Search code examples
node.jspuppeteercheerio

Cheerio how to remove DOM elements from selection


I am trying to write a bot to convert a bunch of HTML pages to markdown, in order to import them as Jekyll document. For this, I use puppeteer to get the HTML document, and cheerio to manipulate it.

The source HTML is pretty complex, and polluted with Google ADS tags, external scripts, etc. What I need to do, is to get the HTML content of a predefined selector, and then remove elements that match a predefined set of selectors from it in order to get a plain HTML with just the text and convert it to markdown.
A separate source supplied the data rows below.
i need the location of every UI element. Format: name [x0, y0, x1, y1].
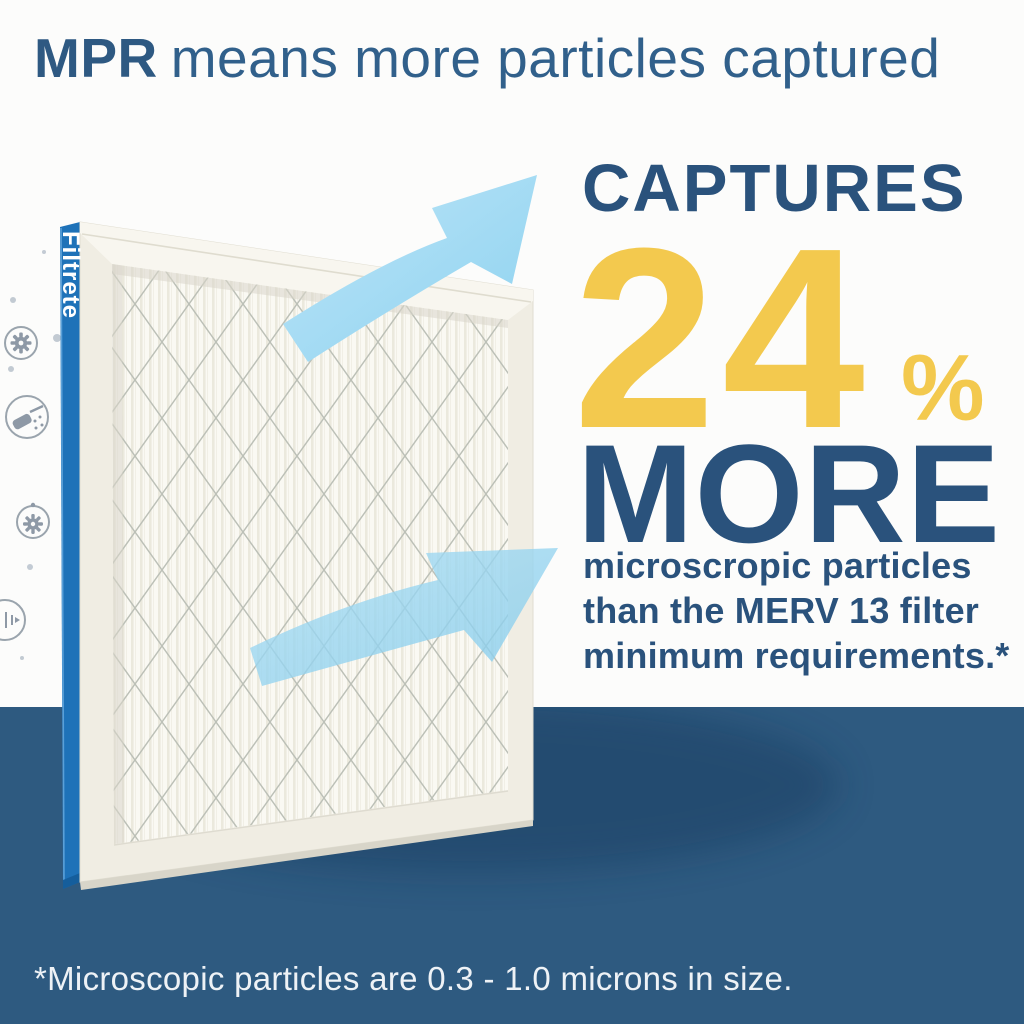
- pollen-particle-icon: [4, 326, 38, 360]
- captures-label: CAPTURES: [582, 151, 967, 226]
- more-label: MORE: [577, 415, 1001, 572]
- percent-sign: %: [901, 335, 985, 440]
- airflow-arrow-top: [283, 175, 537, 362]
- claim-details: microscropic particles than the MERV 13 …: [583, 543, 1010, 678]
- headline: MPR means more particles captured: [34, 26, 940, 90]
- claim-line: minimum requirements.*: [583, 635, 1010, 676]
- particle-dot: [42, 250, 46, 254]
- particle-dot: [10, 297, 16, 303]
- particle-dot: [53, 334, 61, 342]
- headline-brand-term: MPR: [34, 27, 158, 89]
- particle-dot: [8, 366, 14, 372]
- particle-dot: [20, 656, 24, 660]
- percent-value: 24: [573, 195, 871, 482]
- dust-particle-icon: [0, 599, 26, 641]
- particle-dot: [27, 564, 33, 570]
- spray-particle-icon: [5, 395, 49, 439]
- headline-rest: means more particles captured: [170, 27, 941, 89]
- filter-spine: [60, 222, 80, 889]
- claim-line: than the MERV 13 filter: [583, 590, 980, 631]
- footnote: *Microscopic particles are 0.3 - 1.0 mic…: [34, 960, 793, 997]
- airflow-arrow-bottom: [250, 548, 558, 686]
- pollen-particle-icon-2: [16, 502, 50, 539]
- filter-brand-label: Filtrete: [57, 231, 84, 320]
- claim-line: microscropic particles: [583, 545, 972, 586]
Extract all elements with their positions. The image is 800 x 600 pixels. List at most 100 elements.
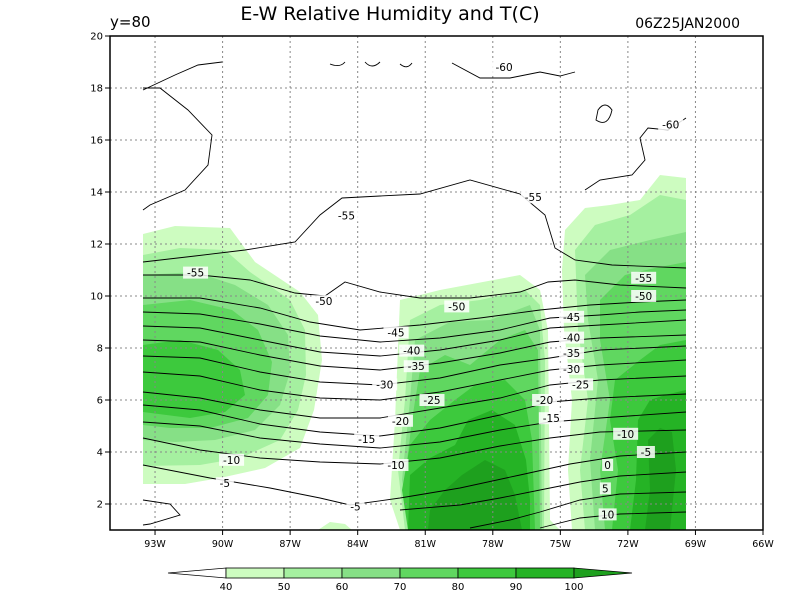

Assume the source html is something like this:

<html>
<head />
<body>
<article class="post">
<h1>Title</h1>
<p>First paragraph.</p>
<script>That for some reason has been put here</script>
<p>Second paragraph.</p>
<ins>Google ADS</ins>
<p>Third paragraph.</p>
<div class="related">A block full of HTML and text</div>
<p>Forth paragraph.</p>
</article>
</body>
</html>

What I want to achieve is something like

<h1>Title</h1>
<p>First paragraph.</p>
<p>Second paragraph.</p>
<p>Third paragraph.</p>
<p>Forth paragraph.</p>

I defined an array of selectors that I want to strip from the source object:

stripFromText: ['.social-share', 'script', '.adv-in', '.postinfo', '.postauthor', '.widget', '.related', 'img', 'p:empty', 'div:empty', 'section:empty', 'ins'],

And wrote the following function:

const getHTMLContent = async ($, selector) => {
  let value;
  try {
    let content = await $(selector);
    for (const s of SELECTORS.stripFromText) {
      // 1
      content = await content.remove(s);
      // 2
      // await content.remove(s);
      // 3
      // content = await content.find(s).remove();
      // 4
      // await content.find(s).remove();
      // 5
      // const matches = await content.find(s);
      // for (m of matches) {
      //  await m.remove();
      // }
    };
    value = content.html();
  } catch(e) {
    console.log(`- [!] Unable to get ${selector}`);
  }
  console.log(value);
  return value;
};

Where

  • $ is the cheerio object containing const $ = await cheerio.load(html);
  • selector is the dome selector for the container (in the example above it would be .post)

What I am unable to do, is to use cheerio to remove() the objects. I tried all the 5 versions I left commented in the code, but without success. Cheerio's documentation didn't help so far, and I just found this link but the proposed solution did not work for me.

I was wondering if someone more experienced with cheerio could point me in the right direction, or explain me what I am missing here.


Solution

  • I found a classical newby error in my code, I was missing an await before the .remove() call.

    The working function now looks like this, and works:

    const getHTMLContent = async ($, selector) => {
      let value;
      try {
        let content = await $(selector);
        for (const s of SELECTORS.stripFromText) {
          console.log(`--- Stripping ${s}`);
          await content.find(s).remove();
        };
        value = await content.html();
      } catch(e) {
        console.log(`- [!] Unable to get ${selector}`);
      }
      return value;
    };